We apply MTE to the kernel to any dynamic memory that contains kernel pointers, in order to mitigate use-after-free and out-of-bounds bugs. This can also be extended to all kernel-private memory, not just the part that contains kernel pointers — but isn’t at this time. The more memory we tag, the larger the attack surface we protect.

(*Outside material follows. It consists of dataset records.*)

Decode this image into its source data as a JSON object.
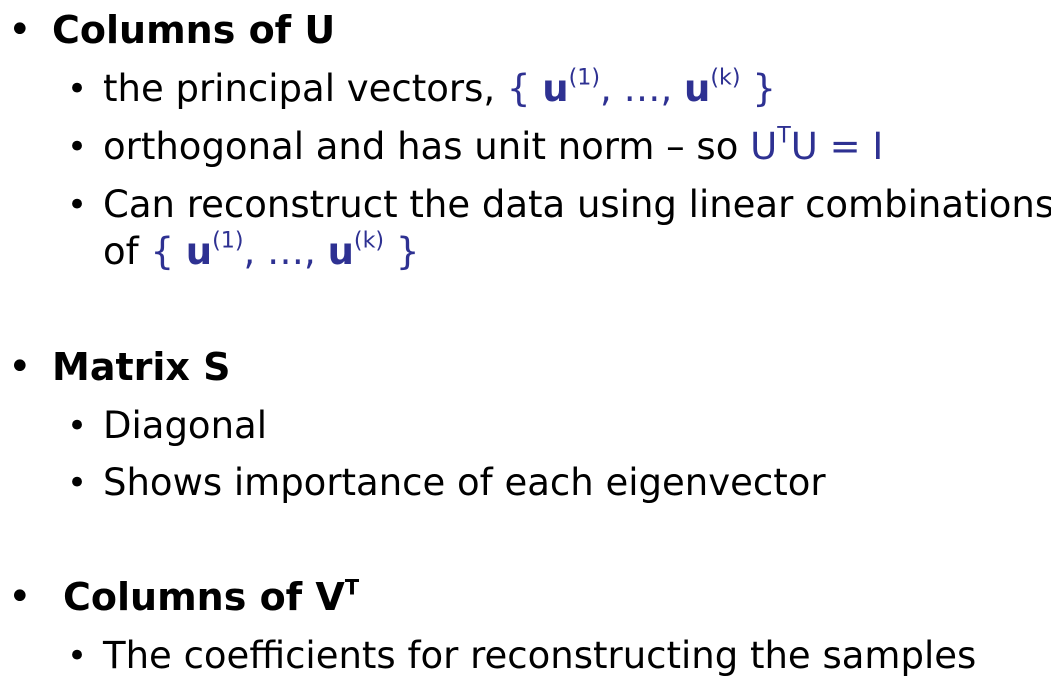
{
  "sections": [
    {
      "heading": "Columns of U",
      "items": [
        {
          "text": "the principal vectors, ",
          "math": {
            "open": "{ ",
            "var1": "u",
            "sup1": "(1)",
            "mid": ", …, ",
            "var2": "u",
            "sup2": "(k)",
            "close": " }"
          }
        },
        {
          "text": "orthogonal and has unit norm – so ",
          "math": {
            "a": "U",
            "sup": "T",
            "b": "U = I"
          }
        },
        {
          "line1": "Can reconstruct the data using linear combinations",
          "line2": "of ",
          "math": {
            "open": "{ ",
            "var1": "u",
            "sup1": "(1)",
            "mid": ", …, ",
            "var2": "u",
            "sup2": "(k)",
            "close": " }"
          }
        }
      ]
    },
    {
      "heading": "Matrix S",
      "items": [
        {
          "text": "Diagonal"
        },
        {
          "text": "Shows importance of each eigenvector"
        }
      ]
    },
    {
      "heading": "Columns of V",
      "heading_sup": "T",
      "items": [
        {
          "text": "The coefficients for reconstructing the samples"
        }
      ]
    }
  ],
  "colors": {
    "text": "#000000",
    "math": "#2e3192"
  },
  "bullet_glyph": "•"
}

However, if there is any way to access tagged memory without going through tag checks, MTE is bypassed. Which is why we have to disallow any attempt of mapping MTE tagged pages outside of the kernel address space, which completely coincide with the purpose of `XNU_KERNEL_RESTRICTED`. In the end, this is no different than the motivation described above; it is just that MTE makes it even more appealing for attackers to reach for said primitives, which makes `XNU_KERNEL_RESTRICTED` even more important.

## Typing memory

To know what is kernel-private with pointers, kernel-private without pointers and kernel-shareable, we use the type-based segregation provided by in [kalloc_type](https://security.apple.com/blog/towards-the-next-generation-of-xnu-memory-safety/). The zone allocator (*zalloc*) and *kmem* already propagate metadata describing the allocation, via the `KMEM_DATA`, or `KMEM_DATA_SHARED` flags:

* All *kmem* based allocations, besides `KMEM_COMPRESSOR` and `KMEM_DATA_SHARED` pages, are typed as `XNU_KERNEL_RESTRICTED`.
* All *zalloc* allocations, besides the shareable data heap and ROAllocator, are typed `XNU_KERNEL_RESTRICTED`.